Traditional patterns of economic behavior imply that people make logical conclusions about their finances in order to achieve better results.
However, in many situations, people make irrational decisions.
Consumer behavior that brings people a sense of happiness does not always coincide with what could be considered logical and reasonable.
Understanding irrational behavior in relation to money can be useful not only to predict the illogical behavior of people, but also to influence their decisions.
Below I will introduce four main models that affect the logic and financial behavior of people.
Effect of ownership
The increase in the price of a product as its value grows seems logical from the point of view of logic, but people, as a rule, consider any increase in prices to be unfair.

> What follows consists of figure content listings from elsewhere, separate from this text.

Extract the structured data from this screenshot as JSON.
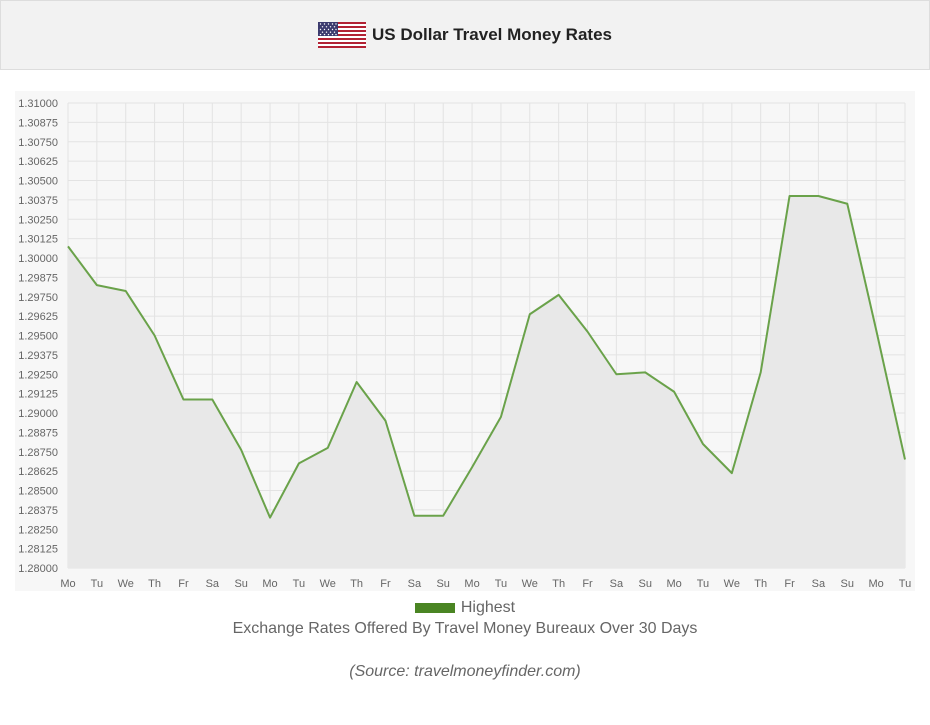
{
  "header": {
    "title": "US Dollar Travel Money Rates",
    "flag_icon": "us-flag-icon"
  },
  "chart_data": {
    "type": "area",
    "categories": [
      "Mo",
      "Tu",
      "We",
      "Th",
      "Fr",
      "Sa",
      "Su",
      "Mo",
      "Tu",
      "We",
      "Th",
      "Fr",
      "Sa",
      "Su",
      "Mo",
      "Tu",
      "We",
      "Th",
      "Fr",
      "Sa",
      "Su",
      "Mo",
      "Tu",
      "We",
      "Th",
      "Fr",
      "Sa",
      "Su",
      "Mo",
      "Tu"
    ],
    "series": [
      {
        "name": "Highest",
        "color": "#4a8523",
        "values": [
          1.30075,
          1.29825,
          1.29787,
          1.295,
          1.29087,
          1.29087,
          1.28762,
          1.28325,
          1.28675,
          1.28775,
          1.292,
          1.2895,
          1.28337,
          1.28337,
          1.2865,
          1.28975,
          1.29637,
          1.29762,
          1.29525,
          1.2925,
          1.29262,
          1.29137,
          1.288,
          1.28612,
          1.29262,
          1.304,
          1.304,
          1.3035,
          1.29537,
          1.287
        ]
      }
    ],
    "y_ticks": [
      "1.28000",
      "1.28125",
      "1.28250",
      "1.28375",
      "1.28500",
      "1.28625",
      "1.28750",
      "1.28875",
      "1.29000",
      "1.29125",
      "1.29250",
      "1.29375",
      "1.29500",
      "1.29625",
      "1.29750",
      "1.29875",
      "1.30000",
      "1.30125",
      "1.30250",
      "1.30375",
      "1.30500",
      "1.30625",
      "1.30750",
      "1.30875",
      "1.31000"
    ],
    "ylim": [
      1.28,
      1.31
    ],
    "grid": true,
    "legend_position": "bottom",
    "fill_color": "#e8e8e8",
    "plot_background": "#f7f7f7",
    "grid_color": "#e3e3e3"
  },
  "legend": {
    "label": "Highest"
  },
  "subtitle": "Exchange Rates Offered By Travel Money Bureaux Over 30 Days",
  "source": "(Source: travelmoneyfinder.com)"
}
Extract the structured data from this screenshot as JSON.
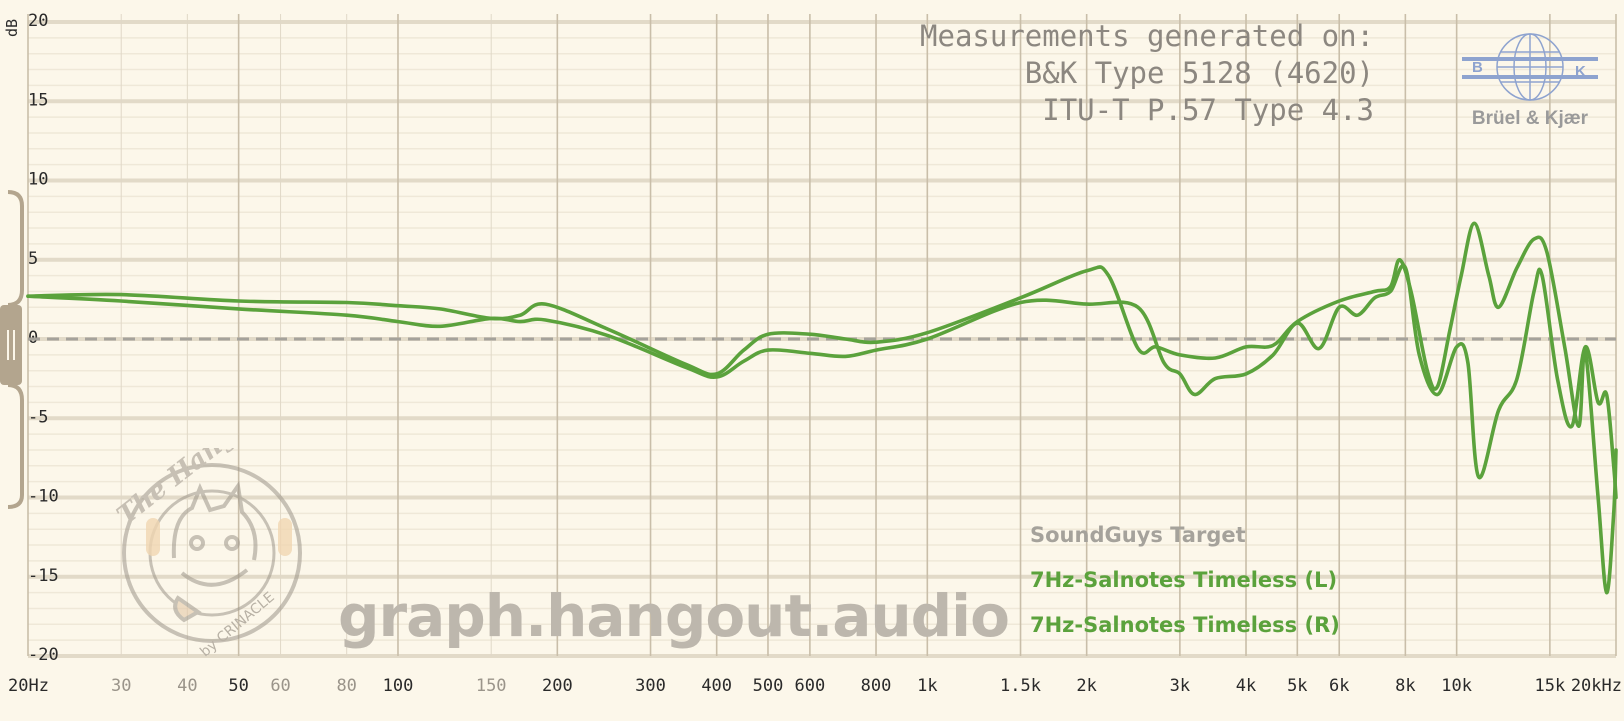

Consumers may prefer not to purchase goods at all if they see a price increase.
The ownership effect is the effect when a person is more inclined to value what he already owns. And when he observes a price increase, he believes that he is being deprived of something that he has almost bought.
Therefore, the desire to value what you have more than what you could buy is one of the illogical drivers of behavior with money.
Money can be counted, and a ten-ruble coin costs exactly ten rubles, but in our minds not all coins have the same value.
The term "mental accounting" was introduced by Richard Thaler.
An example is a couple who have accumulated $ 15 thousand for a vacation home, which they had planned to buy for several years. They put this money into a savings account at a rate of 10%.
At the same time, they bought a new car, taking a loan for three years in the amount of $ 11 thousand at 15%.
Simple logic suggests that the couple could use the money accumulated on the house for the rest, to buy a car and save 5%, and not pay them to the bank.
But people, as a rule, try to divide money into different goals and categories, and this is due to the system of mental accounting.
Even a source of money can make people send them for different purposes.
Excessive confidence leads buyers to buy the latest technological innovations at a high price, and investors to buy stocks with confidence at prices that match their assets and earnings.
This is due to the fact that they are too confident that they are able to correctly calculate the “winner” or the best product or asset.
People prefer the state of affairs to remain unchanged or at least more or less stable for a certain time.
They will rather adhere to what they already have, rather than risk failing and changing something.
For example, you are ready to save the current gym membership or current rate, and not connect to a new one, even if in the end the changes turn out to be more profitable for you.
It follows from this that if you change the tariff, you will most likely continue to use it, but the apparent stability discourages you from profitable changes.